ECE Elastic Cloud Hosted

With Elastic Cloud Hosted (ECH) and Elastic Cloud Enterprise (ECE), your deployment can be spread across up to three separate availability zones, each hosted in an isolated infrastructure domain, such as separate data centers in the case of Elastic Cloud Hosted.

Note

While this document focuses on how ECH and ECE handle resilience, all the concepts and recommendations described in this section are also applicable to other deployment types. For example, in Elastic Cloud on Kubernetes, you can configure availability zone distribution and node scheduling through your Kubernetes platform.

Why this matters:

  • Data centers can have issues with availability. Internet outages, earthquakes, floods, or other events could affect the availability of a single data center. With a single availability zone, you have a single point of failure that can bring down your deployment.
  • Multiple availability zones help your deployment remain available. This includes your Elasticsearch cluster, provided that your cluster is sized so that it can sustain your workload on the remaining data centers and that your indices are configured to have at least one replica.
  • Multiple availability zones enable you to perform changes to resize your deployment with zero downtime.
Important

ECH and ECE orchestators automatically handle several aspects of cluster resilience that are discussed in the self-managed resiliency guidance for small and large clusters:

We recommend that you use at least two availability zones for production and three for mission-critical systems. Just one zone might be sufficient, if your Elasticsearch cluster is mainly used for testing or development and downtime is acceptable, but should never be used for production.

Additionally, using a single availability zone leaves your cluster vulnerable to data loss if backups are unavailable, whether due to failed or incomplete snapshots, missing indices, or expired retention policies that remove the data before it’s needed.

With multiple Elasticsearch nodes in multiple availability zones you have the recommended hardware, the next thing to consider is the number of replicas for each index. Each index, with the exception of searchable snapshot indexes, should have one or more replicas. Use the index settings API to find any indices with no replica:

GET _all/_settings/index.number_of_replicas

A high availability (HA) cluster requires at least three master-eligible nodes. For clusters that have fewer than six Elasticsearch nodes, any data node in the hot tier will also be a master-eligible node. You can achieve this by having hot nodes (serving as both data and master-eligible nodes) in three availability zones, or by having data nodes in two zones and a tiebreaker.

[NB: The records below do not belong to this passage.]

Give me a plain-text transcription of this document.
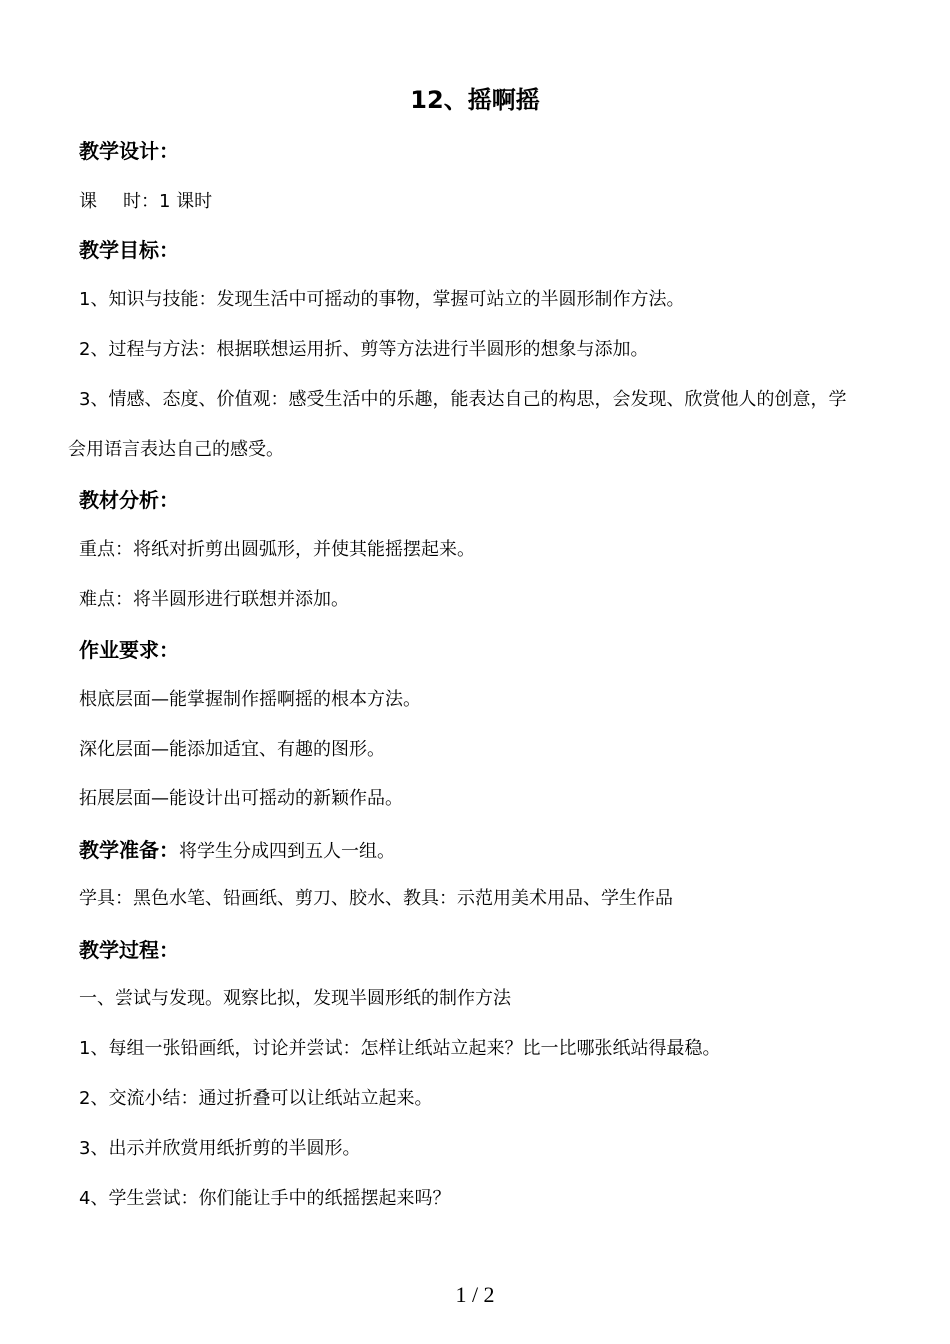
12、摇啊摇
教学设计：
课 时：1 课时
教学目标：
1、知识与技能：发现生活中可摇动的事物，掌握可站立的半圆形制作方法。
2、过程与方法：根据联想运用折、剪等方法进行半圆形的想象与添加。
3、情感、态度、价值观：感受生活中的乐趣，能表达自己的构思，会发现、欣赏他人的创意，学
会用语言表达自己的感受。
教材分析：
重点：将纸对折剪出圆弧形，并使其能摇摆起来。
难点：将半圆形进行联想并添加。
作业要求：
根底层面—能掌握制作摇啊摇的根本方法。
深化层面—能添加适宜、有趣的图形。
拓展层面—能设计出可摇动的新颖作品。
教学准备：将学生分成四到五人一组。
学具：黑色水笔、铅画纸、剪刀、胶水、教具：示范用美术用品、学生作品
教学过程：
一、尝试与发现。观察比拟，发现半圆形纸的制作方法
1、每组一张铅画纸，讨论并尝试：怎样让纸站立起来？比一比哪张纸站得最稳。
2、交流小结：通过折叠可以让纸站立起来。
3、出示并欣赏用纸折剪的半圆形。
4、学生尝试：你们能让手中的纸摇摆起来吗？
1 / 2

For clusters that have six Elasticsearch nodes and beyond, dedicated master-eligible nodes are introduced. When your cluster grows, consider separating dedicated master-eligible nodes from dedicated data nodes. We recommend using at least 4GB of RAM for dedicated master nodes.

Note

In Elastic Cloud Enterprise, you can customize the threshold at which dedicated master-eligible nodes are introduced by modifying the deployment templates.

  • Clusters that use only one availability zone are not highly available and are at risk of data loss. To safeguard against data loss, you must use at least two availability zones.
  • Indices with no replica, except for searchable snapshot indices, are not highly available. You should use replicas to mitigate against possible data loss.
  • Clusters that only have one master node are not highly available and are at risk of data loss. You must have three master-eligible nodes.